The critical date for the Internet (for the moment broadly defined, including e-commerce, bloggers, infrastructure and all) was when it definitively broke out of its government/academic/military, N. America/Western European, framework. Precisely when doesn't matter, but sometime between 1990 and 1995 will probably do. When the browser began to replace private networks in major enterprises. When Lotus Notes began to fade as the only really credible solution for multi-nationals, and the technical conditions for the dotcom boom were in place. When access from private homes became readily accessible to non-geeks.
By 1995 the cat was out of the bag: by 2000, even with the end of the boom, the US corporate (and government) investment in web-enabled operations, domestic and international, was irreversible. Nobody consciously willed this, let alone decided to do it: the market ran away with the ball. But all the relevant indirect arguments for encouraging an internationally open Internet (US software and hardware exports, open trade, opening up subversive channels for opposition voices in non-free speech regimes, etc) would have pushed US considerations towards letting it rip.
So perhaps the better question is why this US-rest of the world dispute did not emerge five years ago. A lot of this has to do I suspect with the development of an active internationalist open source community, stimulated by Linux, which objected in particular to the failure of the US government to manage the commercially driven excesses of Microsoft, and an increasing sense that the original ICANN structure was being perverted in practice to minimise the role of the democratically elected board members. The intellectuals behind the Internet were losing confidence in ICANN.
But even so there was no evidence of a major pressure to attack the status quo or identify its weaknesses with the hidden hand of the US Government. The structure worked.
The final straws may have been three, apart from the suspicion that the ICANN structure was being subverted against the lay voices. The first was entirely ICANN's fault, the crassly insensitive approval of the xxx TLD. That it got so far in fact disproves the suggestion that USG was (actively or effectively) pulling the ICANN strings: what was Harriet Miers doing at the time?
The second mistake was the belated, panicky USG/Christian Right over-reaction to xxx. Not because the many governments which shared, from the same or different religious or ethical viewpoints, disagreed with the outcome. But because it blew the fiction (or reality) of ICANN's independence, in a way that could not be politically ignored. Like so much of the recent handling of international affairs, the current US administration's instinct for insensitive, unilateral and aggressive responses made a crisis out of a problem.
The third appears to have been the handling of the US position for and at the recent conference. In real life it is extraordinarily difficult to isolate yourself from the rest of the developed world in a largely technical UN body. To arrive with apparently no room to negotiate, and then throw the toys out of the cot is not good or even professionally competent diplomacy.

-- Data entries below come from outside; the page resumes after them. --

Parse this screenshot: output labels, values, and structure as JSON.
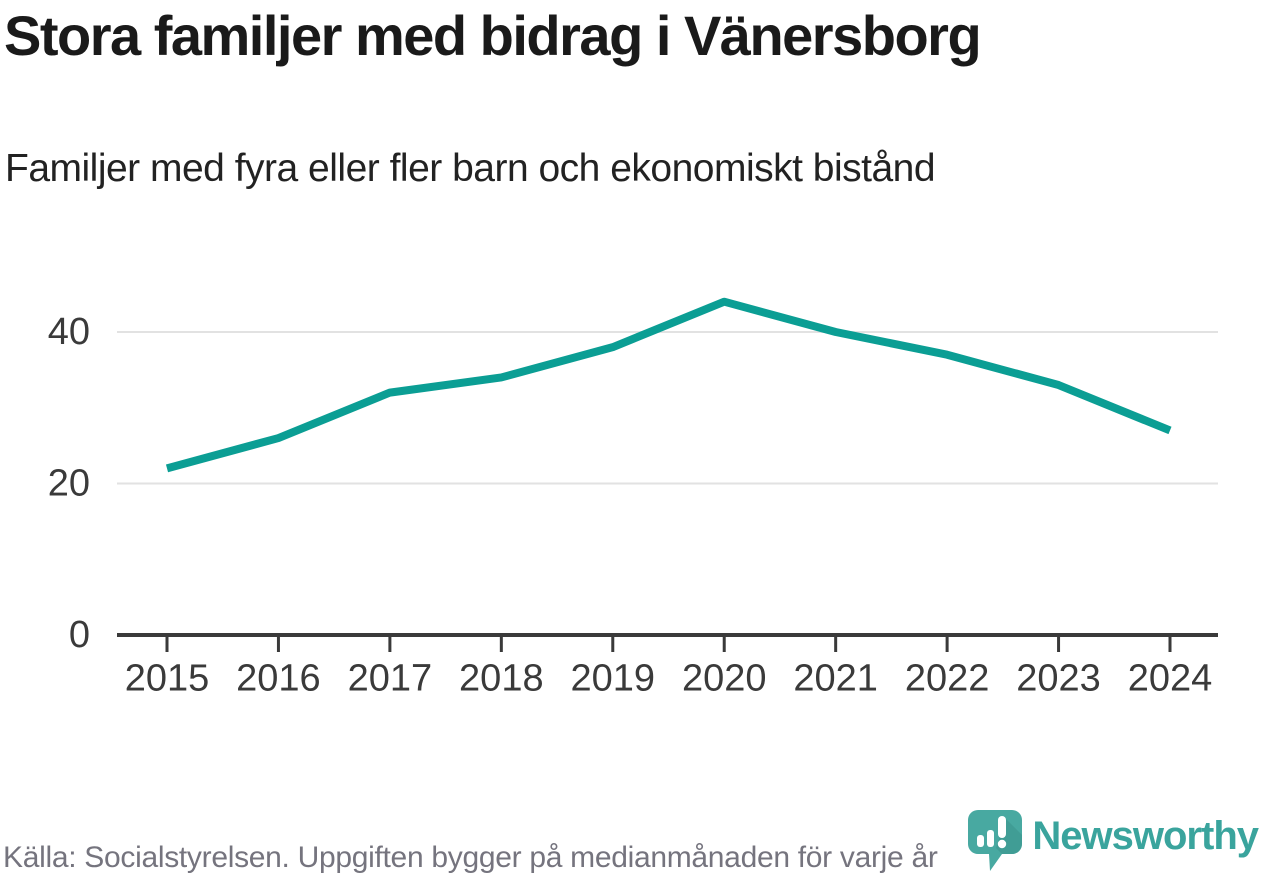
{
  "header": {
    "title": "Stora familjer med bidrag i Vänersborg",
    "subtitle": "Familjer med fyra eller fler barn och ekonomiskt bistånd"
  },
  "footer": {
    "source": "Källa: Socialstyrelsen. Uppgiften bygger på medianmånaden för varje år",
    "brand_name": "Newsworthy"
  },
  "colors": {
    "line": "#0b9e94",
    "grid": "#e2e2e2",
    "axis": "#3a3a3a",
    "tick_label": "#3a3a3a",
    "title": "#1a1a1a",
    "subtitle": "#222222",
    "source_text": "#75747e",
    "brand_teal": "#3aa49d",
    "brand_bubble": "#48a9a1",
    "brand_bubble_shade": "#3a948d",
    "background": "#ffffff"
  },
  "icons": {
    "brand_icon": "newsworthy-speech-bubble-chart-icon"
  },
  "chart_data": {
    "type": "line",
    "title": "Stora familjer med bidrag i Vänersborg",
    "subtitle": "Familjer med fyra eller fler barn och ekonomiskt bistånd",
    "categories": [
      "2015",
      "2016",
      "2017",
      "2018",
      "2019",
      "2020",
      "2021",
      "2022",
      "2023",
      "2024"
    ],
    "values": [
      22,
      26,
      32,
      34,
      38,
      44,
      40,
      37,
      33,
      27
    ],
    "series_name": "Familjer med fyra eller fler barn och ekonomiskt bistånd",
    "xlabel": "",
    "ylabel": "",
    "ylim": [
      0,
      47
    ],
    "yticks": [
      0,
      20,
      40
    ],
    "grid": "horizontal",
    "legend": "none",
    "line_color": "#0b9e94"
  }
}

I have no idea how this will develop. If there are more negotiations, then the US team needs to get an act together, perhaps in terms of an ICANN governing structure which re-inforces its independence from USG over the technical aspects of the infrastructure, and some new international forum, possibly outside the UN structure, where governments could meet to advise on political aspects. If they do nothing, I think your prediction is spot on, and we may be on the way to a major fragmentation of some of the key infrastructure. But let's not get overexcited: the great firewall of China is alreay a reality. And sorry, the horse bolted thebest part of a decade ago.